13 August 2010

Making Change

I seem to be quite a terror to cashiers these days.

See, like so many apartment-dwellers, I jealously collect quarters and dollar coins for use in my building’s coin-operated machines.  Since I make almost all of our grocery and household purchases in cash, I’m able to generate a pretty good supply.

I also use my elementary math skills to spend whatever change I collect.  Yesterday, I stopped by the drugstore to pick up a tube of fancy dentist-recommended enamel-reinforcing toothpaste — since I now refer unnecessarily in certain and self-pitying tones to my future root canal, despite not knowing whether said root canal will occur next visit or in 15 years — costing $5.83 after tax (sigh).

I had a $5 bill and a motley supply of coins that weren’t dollars or quarters, so I handed the cashier the $5, a $2 coin and 8 cents.

And this is where the complete confusion happens.  “It’s… $5.83,” he repeated to me, more slowly and this time in English, staring at the money I’d placed on the counter in front of him.

I’ve worked retail.  I know that I’m far from the only person to hand over odd-seeming configurations of coins in order to get a more compact array of change back — in fact, it’s where I picked up the technique in the first place.  But I almost always get the same blank stare of misunderstanding, and have to bite my tongue to stop from snapping at the cashier to just let the cash register do some basic math for him and to give me back my $1.25.

Instead, I end up saying something obvious like “that should be enough” and giving them a slight eyebrow, which is in return received with varying degrees of sullen incomprehension as we look stubbornly at each other over the counter for a moment, in a silent grudge match, with the money lying between us.

But I persist.  Because I’m nothing if not stubborn about maintaining my tiny square of moral high ground, and I do enjoy that extra laundry money.

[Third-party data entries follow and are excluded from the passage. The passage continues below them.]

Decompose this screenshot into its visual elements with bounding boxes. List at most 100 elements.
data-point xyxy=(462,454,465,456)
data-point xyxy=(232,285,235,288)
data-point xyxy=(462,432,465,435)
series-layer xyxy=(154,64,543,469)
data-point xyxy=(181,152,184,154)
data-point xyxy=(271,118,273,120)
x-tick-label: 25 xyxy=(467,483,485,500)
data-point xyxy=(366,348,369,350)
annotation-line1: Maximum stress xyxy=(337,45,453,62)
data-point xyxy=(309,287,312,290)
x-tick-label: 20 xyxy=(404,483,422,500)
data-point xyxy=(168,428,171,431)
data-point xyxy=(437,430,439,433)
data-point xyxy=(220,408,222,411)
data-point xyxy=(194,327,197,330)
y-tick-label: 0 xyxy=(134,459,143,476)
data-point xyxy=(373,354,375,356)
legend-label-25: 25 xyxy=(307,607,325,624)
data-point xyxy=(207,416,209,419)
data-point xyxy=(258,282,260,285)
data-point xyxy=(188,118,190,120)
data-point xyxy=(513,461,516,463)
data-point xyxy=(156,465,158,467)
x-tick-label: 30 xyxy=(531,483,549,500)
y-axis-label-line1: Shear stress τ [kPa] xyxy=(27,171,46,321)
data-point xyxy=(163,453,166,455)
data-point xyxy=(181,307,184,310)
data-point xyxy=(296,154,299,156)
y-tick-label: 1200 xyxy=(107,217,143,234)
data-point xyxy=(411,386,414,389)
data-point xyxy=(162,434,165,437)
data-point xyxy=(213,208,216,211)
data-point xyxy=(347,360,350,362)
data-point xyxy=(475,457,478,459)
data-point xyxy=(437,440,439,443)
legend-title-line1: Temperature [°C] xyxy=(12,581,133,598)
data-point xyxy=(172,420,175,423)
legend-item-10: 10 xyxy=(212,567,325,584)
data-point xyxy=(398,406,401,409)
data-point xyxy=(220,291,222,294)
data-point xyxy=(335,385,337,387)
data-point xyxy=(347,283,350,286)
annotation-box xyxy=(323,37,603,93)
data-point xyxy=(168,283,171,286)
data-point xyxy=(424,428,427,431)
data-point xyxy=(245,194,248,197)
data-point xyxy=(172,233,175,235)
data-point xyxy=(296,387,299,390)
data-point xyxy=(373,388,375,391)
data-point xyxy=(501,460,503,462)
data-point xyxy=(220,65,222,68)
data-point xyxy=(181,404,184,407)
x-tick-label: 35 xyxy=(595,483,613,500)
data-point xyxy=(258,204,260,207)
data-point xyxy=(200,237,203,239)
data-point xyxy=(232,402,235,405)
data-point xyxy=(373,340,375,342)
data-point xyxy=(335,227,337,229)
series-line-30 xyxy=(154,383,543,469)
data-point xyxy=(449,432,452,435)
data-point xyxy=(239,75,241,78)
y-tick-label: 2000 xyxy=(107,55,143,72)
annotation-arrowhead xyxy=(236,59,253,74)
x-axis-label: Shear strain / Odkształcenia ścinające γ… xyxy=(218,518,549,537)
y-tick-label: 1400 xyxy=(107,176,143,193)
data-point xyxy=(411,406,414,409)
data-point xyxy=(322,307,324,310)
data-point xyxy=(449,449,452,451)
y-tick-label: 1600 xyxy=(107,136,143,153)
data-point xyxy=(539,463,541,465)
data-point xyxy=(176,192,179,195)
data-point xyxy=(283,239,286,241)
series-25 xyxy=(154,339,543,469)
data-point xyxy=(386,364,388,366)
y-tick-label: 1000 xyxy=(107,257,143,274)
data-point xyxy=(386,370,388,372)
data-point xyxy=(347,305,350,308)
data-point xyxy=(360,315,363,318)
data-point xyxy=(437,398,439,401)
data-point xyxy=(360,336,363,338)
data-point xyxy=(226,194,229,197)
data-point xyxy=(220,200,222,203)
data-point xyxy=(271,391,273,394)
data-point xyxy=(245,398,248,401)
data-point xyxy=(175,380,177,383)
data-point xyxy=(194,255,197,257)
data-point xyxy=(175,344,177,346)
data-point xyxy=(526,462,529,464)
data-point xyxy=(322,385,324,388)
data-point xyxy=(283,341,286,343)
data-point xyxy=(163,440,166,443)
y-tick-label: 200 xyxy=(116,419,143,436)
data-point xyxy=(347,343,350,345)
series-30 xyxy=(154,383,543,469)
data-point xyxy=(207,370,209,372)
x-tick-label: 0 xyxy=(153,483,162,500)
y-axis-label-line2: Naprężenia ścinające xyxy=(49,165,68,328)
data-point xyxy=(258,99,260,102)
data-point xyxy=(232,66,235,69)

7 Responses to “Making Change”

  1. rbh says:

    It’s hard not to tell the cashier how to do his/her job. They don’t hire them for brains.

  2. Aaron says:

    I’m picturing you giving the cashier a Larry David-style extended stare during this exchange, and that pleases me to no end.

  3. Katie Jejune says:

    Aaron, since my tolerance for televised / cinematic awkwardness stops somewhere between the U.K. version of The Office and Curb Your Enthusiasm, I’ll only imagine that reference. But I think it’s apt. I thought about this for a while, and the stare / eyebrow is kind of my inevitable response, as passive as I tend to be about other things. The undesirable alternatives are to launch into a patronizing explanation that they really won’t care at all about, or to give in and humbly fork over a $20. And I’ll be damned if I’ll let my tube of toothpaste go down without a fight.

  4. Amy in StL says:

    I used to do this before I had an apt with a washer and dryer. I usually just gave them a brief explanation like, “Right, I should get $1.25 back which will mean I can add a quarter to my laundry fund.” Maybe they’re new and no-one has explained it to them. It’s how I learned about saving quarters for laundry day – a nice lady at the retail store where I worked explained it.

  5. Katie Jejune says:

    … or I guess there’s giving the cashiers the benefit of the doubt and being nice!

  6. Alana says:

    When I worked retail, I always entered whatever amount of money I was given. I never asked for a few pennies or whatever to make it easier. Because I did not trust my computational abilities, for one thing, and I recognized it was possible the customer had a plan. Just punch the numbers and don’t ask any questions, I say.